The thing that struck me most about the novel was Saterstrom’s masterful description. In the opening “Tableau” sections, she uses poetry laden with lots of white space to convey the story of the earliest generation. Which makes complete sense. I have the same feeling of having to stare at white space to figure out the lives of my ancestors, too. Family tales filter down, some incomplete, and maybe if you’re lucky you have some old photographs or letters to go along with the bits of oral history. But the picture isn’t ever complete. You might think you know what happened to these people and who they were, but at best most of their lives are only implied by the artifacts you can find. I was impressed with how Saterstrom conveyed all that visually and textually.
The descriptive passages gain force and focus as the novel moves along, and some utterly blew me away. I was amazed at the packed, rich imagery she could work into a single line:
One’s the pitch of shotgun black, or, the black of a dog who waits for us in a house we abandoned twenty years ago. (Saterstrom 121)

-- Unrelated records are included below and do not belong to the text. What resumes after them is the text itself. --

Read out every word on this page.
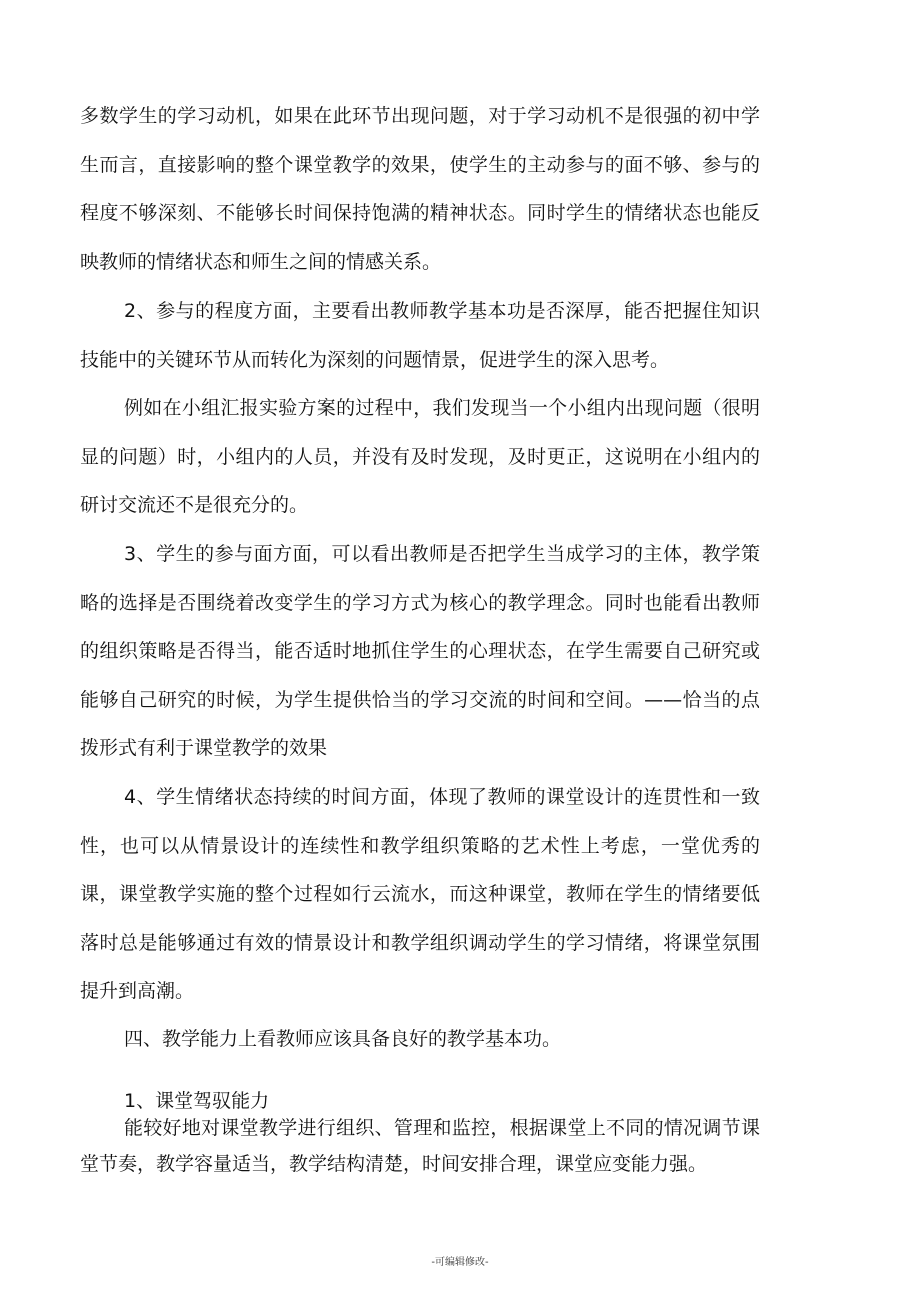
多数学生的学习动机，如果在此环节出现问题，对于学习动机不是很强的初中学生而言，直接影响的整个课堂教学的效果，使学生的主动参与的面不够、参与的程度不够深刻、不能够长时间保持饱满的精神状态。同时学生的情绪状态也能反映教师的情绪状态和师生之间的情感关系。

2、参与的程度方面，主要看出教师教学基本功是否深厚，能否把握住知识技能中的关键环节从而转化为深刻的问题情景，促进学生的深入思考。

例如在小组汇报实验方案的过程中，我们发现当一个小组内出现问题（很明显的问题）时，小组内的人员，并没有及时发现，及时更正，这说明在小组内的研讨交流还不是很充分的。

3、学生的参与面方面，可以看出教师是否把学生当成学习的主体，教学策略的选择是否围绕着改变学生的学习方式为核心的教学理念。同时也能看出教师的组织策略是否得当，能否适时地抓住学生的心理状态，在学生需要自己研究或能够自己研究的时候，为学生提供恰当的学习交流的时间和空间。——恰当的点拨形式有利于课堂教学的效果

4、学生情绪状态持续的时间方面，体现了教师的课堂设计的连贯性和一致性，也可以从情景设计的连续性和教学组织策略的艺术性上考虑，一堂优秀的课，课堂教学实施的整个过程如行云流水，而这种课堂，教师在学生的情绪要低落时总是能够通过有效的情景设计和教学组织调动学生的学习情绪，将课堂氛围提升到高潮。

四、教学能力上看教师应该具备良好的教学基本功。

1、课堂驾驭能力

能较好地对课堂教学进行组织、管理和监控，根据课堂上不同的情况调节课堂节奏，教学容量适当，教学结构清楚，时间安排合理，课堂应变能力强。

-可编辑修改-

There is a tremendous lot going on in that single sentence. “The pitch of shotgun black” is just a great poetic phrase, and it references the shotgun used to kill the sick family dog and foreshadows the narrator’s grandfather’s suicide later in the chapter. And I think I made a high-pitched squeeing noise that alarmed all the animals in the house when I got to “the black of a dog who waits for us in a house we abandoned twenty years ago.” The black dog, thanks to Winston Churchill, is a well-known metaphor for mental illness, particularly depression. It also directly references Tula, the aforementioned German shepherd who was thought to be rabid. And “the house we abandoned twenty years ago” is both a reference to the lost family home and a metaphor for the characters’ inability to psychologically escape the abuse and traumas in their pasts.
That’s the kind of writing I strive for as a poet: packed, vivid, and visceral.
Saterstrom, Selah. The Pink Institution: A Novel. Minneapolis: Coffee House, 2004.